Intan pun berani menjamin jika bahan yang digunakannya alami. Dia juga rela membeli alat rangsing yang berguna untuk membersihkan tanah-tanah pada kulit kunyit dan jahe.

“Saya bikin kemasan jamu premium yang bahannya benar alami, kunyit saya bersihin manual kadang-kadang sampai punya mesinnya juga untuk membersihkannya. Akhirnya saya serius mengerjakan usaha ini hingga masuk ke UKM Depok difasilitasin untuk izin Dinas Kesehatan dan sekarang sudah memiliki izin,” ucapnya.

Jamu yang dijual oleh Intan adalah kunyit asem, beras kencur, temulawak, gula asem dan jus pelangsing. Untuk gula dalam resepnya, Intan menggunakan gula aren dan gula batu. Dia mengaku menghindari penggunaan gula pasir karena takut akan manis yang menyebabkan diabetes.

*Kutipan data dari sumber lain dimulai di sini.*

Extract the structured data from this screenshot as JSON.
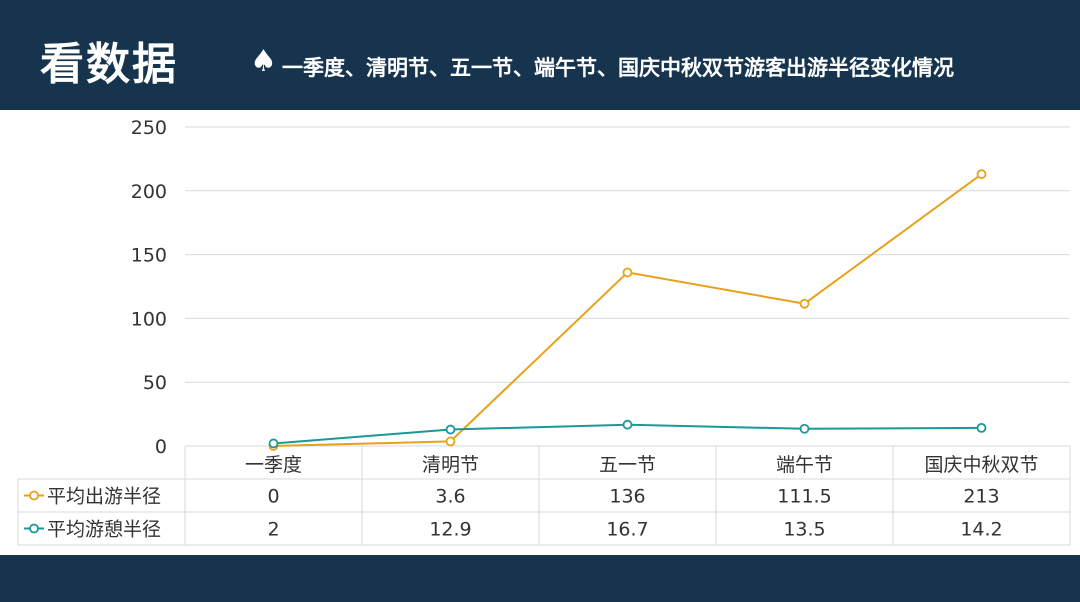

Saat ini penjualan jamu tersebut juga sudah masuk ke salah satu restaurant yang membuka cabangnya di Depok, Bogor, Tangerang, Bekasi dan Jakarta.


Khasiat kesehatan

Intan mengaku senang dengan usaha membuat jamu tersebut. Menurut dia, jamu yang serupa dengan minuman herbal dapat membantu masyarakat untuk mendapatkan minuman sehat.

Dia mencontohkan, salah satu yang bermanfaat dari jamunya adalah untuk melancarkan menstruasi pada perempuan. Kebanggan pun dimilikinya ketika salah satu temannya mengaku dapat lancar menstruasi setelah minum jamu yang diberikannya.

“Perempuan kan ada yang menstruasinya tidak lancar, ada yang bisa tujuh bulan sekali atau sembilan bulan sekali. Dulu teman saya pernah tidak lancar menstruasinya, dia juga mengidap kanker otak, terlalu banyak obat yang dikonsumsinya. Saya memberikan jamu yang saya buat untuknya, hingga akhirnya teman saya ke dokter memeriksakan dirinya yang dikira pendarahan,” ucapnya.

“Saya juga sempat kaget dan takut saat itu tapi ternyata itu bukan pendarahan melainkan menstruasi. Padahal dia sudah melakukan berbagai cara untuk bisa menstruasi. Saya sungguh senang dengan kabar itu,” tuturnya kemudian.

Selain itu, Intan mengaku, dia juga senang karena jamu dapat membuat orang jauh dari pegal linu dan sakit-sakitan. Ibaratnya seorang dokter, Intan mengatakan, dia dapat membantu orang lain untuk kesehatan.


Tak malu jual jamu 

Tidak menutup kemungkinan seseorang biasanya malu dengan profesi sebagai penjual jamu. Namun bagi Intan profesi itu justru membanggakannya.

Menurut dia, banyak keuntungan yang didapatkannya dengan berjualan jamu seperti membantu hidup sehat, mengenal resep tradisional dan mengenal beragam rempah yang ada.

Tidak hanya itu, kebanggannya menjadi penjual jamu pun ditanamkan kepada kedua anaknya. “Saya selalu bilang kepada anak-anak saya, kalau ditanya profesi ayah dan ibu, bilang saja penjual jamu. Jangan malu untuk mengatakannya,” ucapnya.

Dari situlah justru Intan juga mendapat banyak pertanyaan dari orang tua murid lainnya yang ingin mengenal dan menikmati jamu miliknya.